For European venture funds, supply chain and logistics are on the agenda and increasing in importance. Venture fund investment activity is expected to pick up steam again in the next three years, after falling in 2024 due to difficult economic conditions and international crises. The average funding round size for earlier investment stages has increased, and there appears to be high competition among investors for higher quality deals (Exhibit 2). Key supply chain segments that are trending for venture capital funding and new startup activity include sustainability, procurement, and planning.
Next steps in supply chain innovation
Our assessment of supply chain disruption drivers and the European supply chain startup ecosystem leads us to several perspectives for supply chain corporates, startups, and investors to consider.
Corporates need TO embrace tech as a strategic asset
Corporates need to see technology as a key component of their supply chain strategy and as a strategic asset to achieve competitive advantage. Large software vendors often promise fully integrated solutions that will solve all problems but seldom possess leading-edge technology. Companies need to focus on building a strong data backbone and adding best-in-breed technology, including from the startup ecosystem, to make the best use of the breadth of technology available.
Startups should aim to create scalable, compatible solutions
Startups that are developing supply chain technology need to ensure that their products are scalable — expanding rather than replacing existing tools. They need to design their products and services with compatibility with other systems in mind and focus on short and easy implementation for maximum impact. User experience and short time to value for daily users as well as clear ROI-driven business cases need to be top of mind when designing onboarding strategies.

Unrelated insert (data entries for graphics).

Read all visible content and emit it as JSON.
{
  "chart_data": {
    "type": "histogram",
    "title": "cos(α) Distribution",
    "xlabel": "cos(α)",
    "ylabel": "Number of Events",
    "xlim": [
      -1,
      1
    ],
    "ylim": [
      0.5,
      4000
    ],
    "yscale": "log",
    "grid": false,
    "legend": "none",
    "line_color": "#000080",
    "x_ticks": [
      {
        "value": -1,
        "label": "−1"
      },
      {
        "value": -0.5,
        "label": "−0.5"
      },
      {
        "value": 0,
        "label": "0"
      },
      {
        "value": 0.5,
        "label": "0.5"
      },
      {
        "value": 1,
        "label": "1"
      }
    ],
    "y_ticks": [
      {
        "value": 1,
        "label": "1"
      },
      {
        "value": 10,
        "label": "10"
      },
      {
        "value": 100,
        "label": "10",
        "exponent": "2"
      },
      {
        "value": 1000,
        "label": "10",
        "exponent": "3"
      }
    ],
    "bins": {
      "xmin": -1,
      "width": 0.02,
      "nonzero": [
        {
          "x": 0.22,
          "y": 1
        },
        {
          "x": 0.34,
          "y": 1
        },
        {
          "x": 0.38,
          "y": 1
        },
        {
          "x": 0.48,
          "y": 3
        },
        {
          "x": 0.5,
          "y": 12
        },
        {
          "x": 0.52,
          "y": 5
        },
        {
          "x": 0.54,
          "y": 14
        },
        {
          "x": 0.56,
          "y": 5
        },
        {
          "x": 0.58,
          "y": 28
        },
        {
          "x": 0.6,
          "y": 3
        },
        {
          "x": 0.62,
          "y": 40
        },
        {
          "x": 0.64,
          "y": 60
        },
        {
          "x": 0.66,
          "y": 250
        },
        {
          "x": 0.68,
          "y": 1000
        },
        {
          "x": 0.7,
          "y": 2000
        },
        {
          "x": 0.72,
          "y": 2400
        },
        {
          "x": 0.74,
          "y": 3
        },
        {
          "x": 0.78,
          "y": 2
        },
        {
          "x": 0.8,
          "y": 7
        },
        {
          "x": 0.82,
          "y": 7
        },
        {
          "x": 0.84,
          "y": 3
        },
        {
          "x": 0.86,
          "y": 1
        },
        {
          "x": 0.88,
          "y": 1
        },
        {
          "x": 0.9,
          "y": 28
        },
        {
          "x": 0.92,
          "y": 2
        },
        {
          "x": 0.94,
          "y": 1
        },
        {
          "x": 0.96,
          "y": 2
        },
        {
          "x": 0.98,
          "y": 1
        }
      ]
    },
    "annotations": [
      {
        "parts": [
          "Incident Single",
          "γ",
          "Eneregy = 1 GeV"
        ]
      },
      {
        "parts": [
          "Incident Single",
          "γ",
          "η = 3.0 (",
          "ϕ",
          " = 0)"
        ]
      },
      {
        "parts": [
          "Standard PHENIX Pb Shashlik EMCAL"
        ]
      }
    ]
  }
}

Investors should focus on assessing tech adoption and market needs
Investors in supply chain tech need to focus less on how novel a technology might be and more on what is important in the technology choice and adoption process — such as identifying and meeting needs not being met by traditional tech providers, as well as the ease of integration and implementation. To determine which startups could bring actual incremental value to the table, investors must have a solid understanding of the existing tech stack and use cases within the supply chain domain. Equally, they need to carefully assess supply chain tech business models and understand the profitability and dynamics of the underlying markets before placing their bets.